Surviving the multi-device news challenge

How the Guardian uses APIs and open data

Matt Andrews – @mattpointblank
23rd January 2014 • Hacks & Hackers Berlin

Introduction

I'd like to explain to begin with what I mean by "the multi-device news challenge". Here are a couple of big numbers:

322: the number of unique browser versions the Guardian gets traffic from in a month.

6236: the number of unique devices that traffic comes from per month.

82m: the number of unique readers sending us that traffic

(all stats for September 2013).

This is the multi-device challenge: anyone producing content for the web is facing it, and it's getting harder.

The last time I was here in Berlin it was 2007 and things were pretty different, particularly when it came to my taste in hairstyles. A few other things have changed since then too:

I now work at the Guardian newspaper in London. My job all day is basically this – playing around with HTML, CSS and JavaScript as a front-end developer. That code is a small part of this tool which I'm helping build: it's called Composer and it's used by Guardian journalists to create all sorts of content on our website. I'll be talking more about that later.

Composer, the Guardian's new content publishing app.

I'm here today with one aim: to convince you to make APIs for everything.

Wait, what's an API? Why does a newsroom need one?

Hopefully the hackers in the room will already be familiar with what an API is, but for those who aren't: what on earth is an API and why would a newspaper use one?

Well, to answer the first question: an API is an Application Programming Interface. In the Guardian's case, our main one looks like this:

Some JSON from the Guardian's Content API.
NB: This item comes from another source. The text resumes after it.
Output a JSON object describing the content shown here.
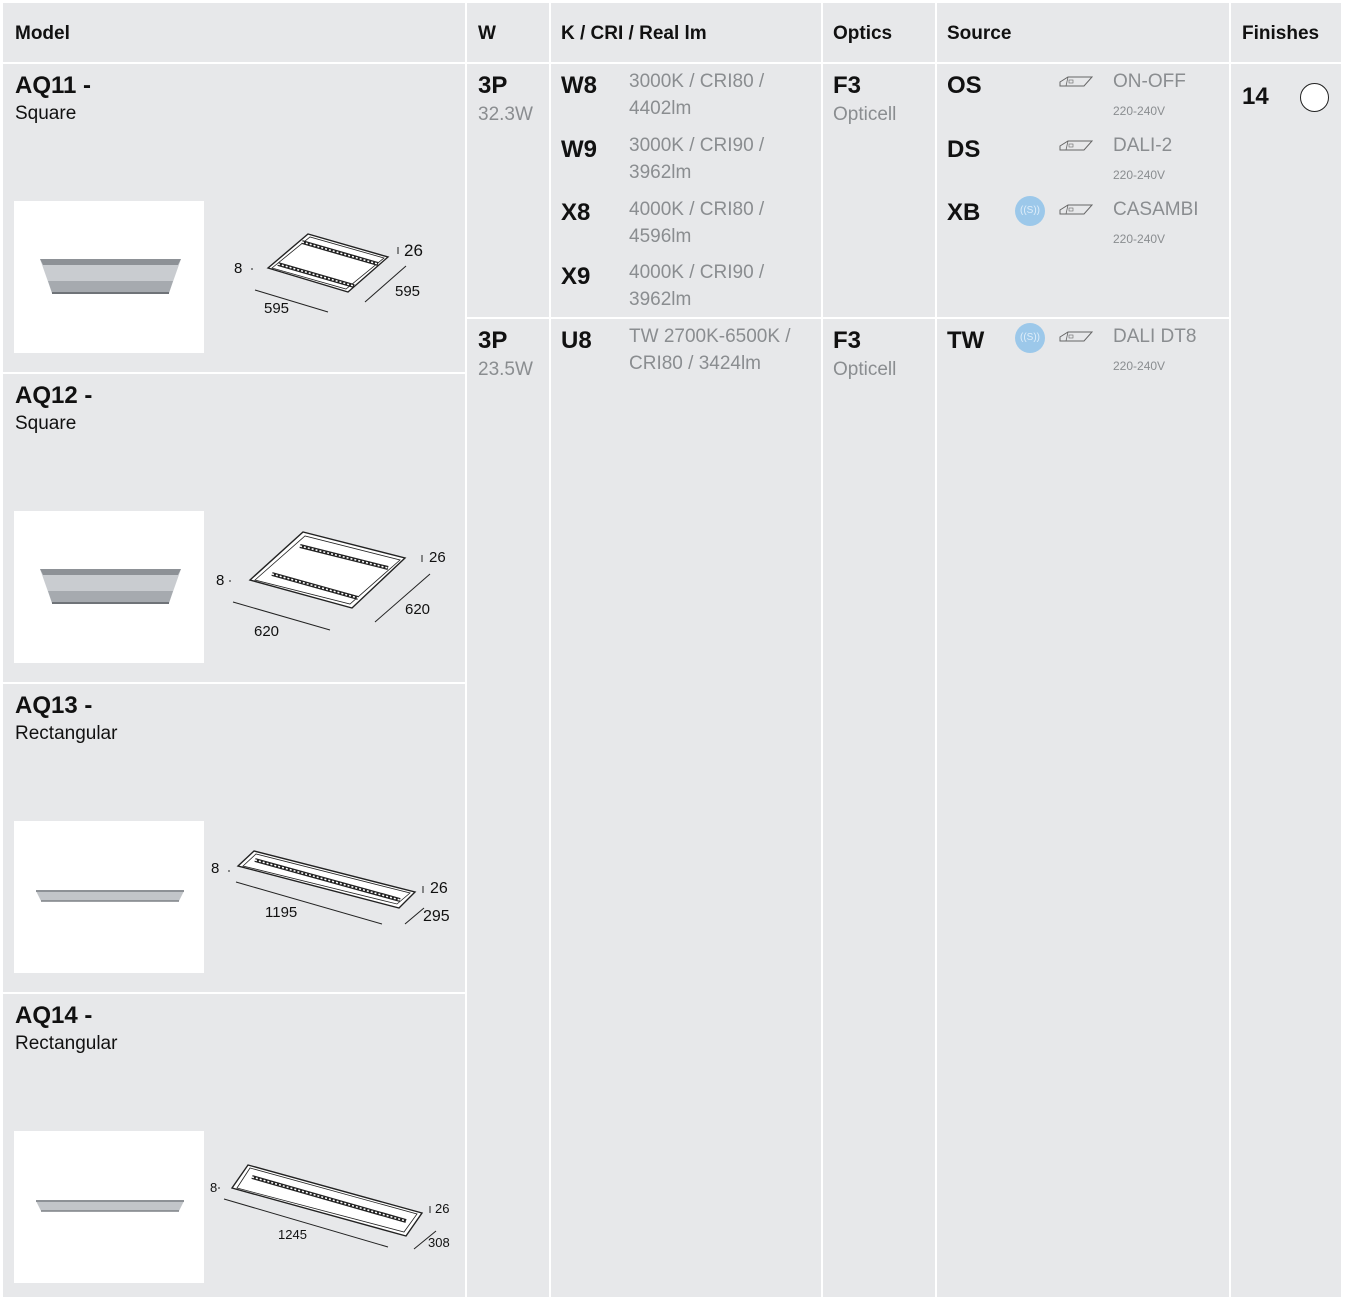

But that's boring. All we really need to know is that APIs are about communication. They're a way of building a layer that can mediate between different things and answer questions. For example:

We use that data I showed a second ago to power all sorts of things, including the Guardian's new responsive redesign.

Three topics I'll cover:

  1. Why should you have an API?
  1. What will an API change about your process?
  1. How can you create an API for your data?

I'll speak for around 25 minutes and then open things up for questions.

1. Why should I have an API?

The very first topic, then: why should you have an API?

It's a simple answer: because APIs make building new things trivial.

Here's a quick example of a bunch of different applications we've built using the Guardian's Content API:

...plus a whole host of others. Not one of these applications required us to write any database code at all. All the data we wanted was already in our API, organised by section, tag, author and other filters. If you want to get the latest headlines for Sport which were marked by our editors as "lead content", it's a single API request.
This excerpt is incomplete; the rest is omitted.